Sans doute, autant que par ses recherches, sa propre expérience de l'Occupation (Truffaut avait 10 ans en 1942), l'ont aidé à coller le plus près à cette réalité.

Ce film est vraiment d'une grande richesse sur les attitudes face à la présence allemande, les répercussions sur la vie réelle et sur le monde du théâtre, les mécanismes de défense face à l'oppression: Bernard Granger (Gérard Depardieu), par exemple, s'arrange pour ne pas serrer la main du critique théâtral Daxiat (Jean-Louis Richard) qui travaille pour le journal sans conteste le plus immonde de l'époque, le célèbre Je suis partout, journal collaborationniste (pour les non-spécialistes, ce journal a vraiment existé et la présentation qui en est faite dans le film est totalement conforme à la vérité historique), et même se battre avec lui (reprise dans le film d'un violent accrochage qui a opposé en 1943 le critique de ce journal, Alain Laubraux qui avait descendu une pièce de Cocteau et qualifié Jean Marais d' "Homme au Cocteau entre les dents" pour dénoncer leur homosexualité).
De même, le régisseur, Raymond (Maurice Risch) s'arrange toujours pour avoir les mains occupées en présence de Daxiat, tandis que la concierge du théâtre veut laver la tête de son fils parce qu'un Allemand l'a caressée), alors que Jean-Loup Cossins (Jean Poiret), doit négocier et arrondir les angles avec ledit critique pour passer la censure.

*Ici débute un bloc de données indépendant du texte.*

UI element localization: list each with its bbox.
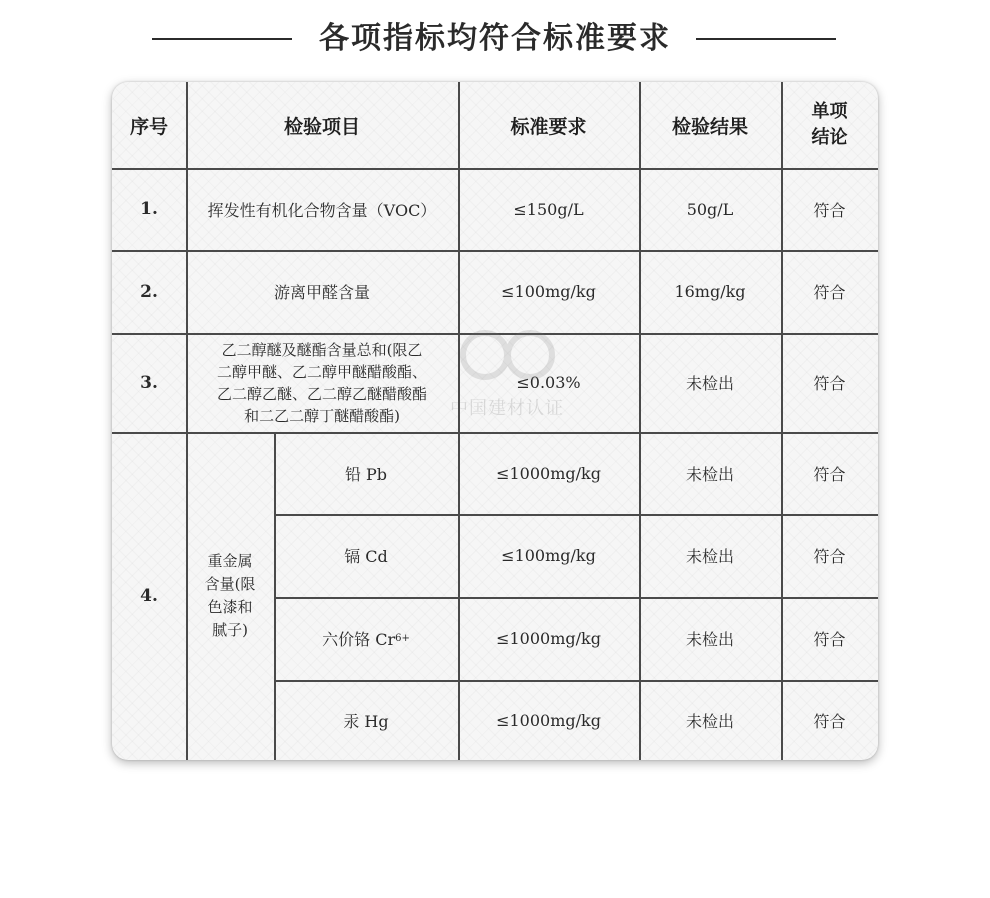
header-conclusion-line2: 结论 [811,127,848,148]
page-title: 各项指标均符合标准要求 [319,21,671,56]
row-3-standard: ≤0.03% [516,373,581,392]
heavy-metal-category-line: 含量(限 [204,575,256,593]
title-row [0,14,990,64]
row-1-no: 1. [140,199,158,219]
metal-lead-result: 未检出 [685,464,734,484]
header-conclusion [781,82,878,168]
title-divider-right [696,38,836,40]
heavy-metal-category [186,432,274,760]
metal-mercury-conclusion: 符合 [813,711,846,731]
row-3-conclusion: 符合 [813,374,846,393]
metal-cadmium-conclusion: 符合 [813,547,846,566]
metal-cadmium-standard: ≤100mg/kg [501,546,596,565]
row-1-conclusion: 符合 [813,200,846,220]
heavy-metal-category-line: 色漆和 [207,598,253,616]
row-3-item-line: 二醇甲醚、乙二醇甲醚醋酸酯、 [216,362,427,381]
header-result: 检验结果 [671,115,748,138]
row-1-result: 50g/L [686,199,734,219]
metal-cadmium-result: 未检出 [685,547,734,566]
metal-chromium-result: 未检出 [685,630,734,649]
row-3-result: 未检出 [685,374,734,393]
metal-mercury-standard: ≤1000mg/kg [496,710,601,730]
metal-cadmium-name: 镉 Cd [344,547,388,566]
row-4-no: 4. [140,586,158,606]
row-3-item-line: 和二乙二醇丁醚醋酸酯) [244,406,400,425]
row-1-standard: ≤150g/L [513,199,584,219]
metal-chromium-name [274,597,458,680]
row-2-no: 2. [140,281,158,302]
metal-chromium-conclusion: 符合 [813,630,846,649]
row-2-result: 16mg/kg [674,282,746,301]
header-no: 序号 [129,115,168,138]
metal-lead-conclusion: 符合 [813,464,846,484]
row-3-item-line: 乙二醇醚及醚酯含量总和(限乙 [221,340,423,359]
row-2-conclusion: 符合 [813,283,846,302]
metal-lead-standard: ≤1000mg/kg [496,463,601,483]
heavy-metal-category-line: 重金属 [207,552,253,570]
row-2-item: 游离甲醛含量 [273,283,370,302]
metal-chromium-standard: ≤1000mg/kg [496,629,601,648]
row-2-standard: ≤100mg/kg [501,282,596,301]
row-3-item [186,333,458,432]
header-conclusion-line1: 单项 [811,101,848,122]
row-1-item: 挥发性有机化合物含量（VOC） [207,200,437,220]
metal-mercury-name: 汞 Hg [343,711,389,731]
metal-lead-name: 铅 Pb [344,464,388,484]
test-report-table [112,82,878,760]
title-divider-left [152,38,292,40]
heavy-metal-category-line: 腻子) [212,621,248,639]
header-item: 检验项目 [283,115,360,138]
metal-chromium-superscript: 6+ [395,633,410,644]
header-standard: 标准要求 [510,115,587,138]
metal-mercury-result: 未检出 [685,711,734,731]
row-3-no: 3. [140,372,158,393]
metal-chromium-name-text: 六价铬 Cr [322,630,396,649]
row-3-item-line: 乙二醇乙醚、乙二醇乙醚醋酸酯 [216,384,427,403]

D'ailleurs, à travers Raymond, mais aussi la concierge, l'habilleuse jouée par Andréa Ferréol, vraiment excellente au passage, ou Germaine, jouée par Paulette Dubost, c'est aussi un hommage rendu à tous ces gens ordinaires qui se sont dévoués durant toute la guerre pour le théâtre et les gens de théâtre, pour que tout continue à fonctionner (Ex: Raymond qui utilise des phares de voiture reliés à une paire de vélos) pour éclairer la scène pour faire face aux pannes d'électricité en 44).

C'est aussi un film en faveur de la tolérance, non seulement parce certains personnages résistent au nazisme, non seulement parce que Marion Steiner abrite son mari dans la cave, ce qui est une forme de résistance, mais aussi parce que Truffaut, alors que l'on est en 1980, choisit de montrer des personnages lesbiens ou homosexuels sans les caricaturer (Scène ou Andréa Ferréol est surprise à embrasser Sabine Haudepin; scène où Depardieu s'emporte en parlant de PD puis se tourne vers Jean Poiret pour lui dire que çà ne s'adresse pas à lui).

Enfin, comme dans certains films de Truffaut, on retrouve ici les interrogations sur les sentiments, leur multiplicité et leur complexité, leur confusion aussi, où la vie réelle et le théâtre se pénétrent et s'interpénétrent, comme en témoigne la scène où Deneuve et Depardieu se disputent à la fin de la guerre, celui-ci lui avouant ne plus l'aimer jusqu'à ce que l'on découvre qu'il s'agit, en fait, de la pièce qu'ils jouent ensemble.

Pour résumer son film, Truffaut disait: " Il en résulte un film d'amour et d'aventures qui exprime, je l'espère, notre aversion pour toutes les formes de racisme et d'intolérance mais aussi notre affection profonde pour ceux qui ont choisi le métier de comédiens et l'exercent par tous les temps." 
Pari réussi, Monsieur Truffaut !

Le dvd comporte aussi, en bonus, le commentaire du film par Depardieu et surtout Jean-Pierre Azéma, historien, spécialiste de l'Occupation, mais je n'ai pas encore eu le temps de voir cela.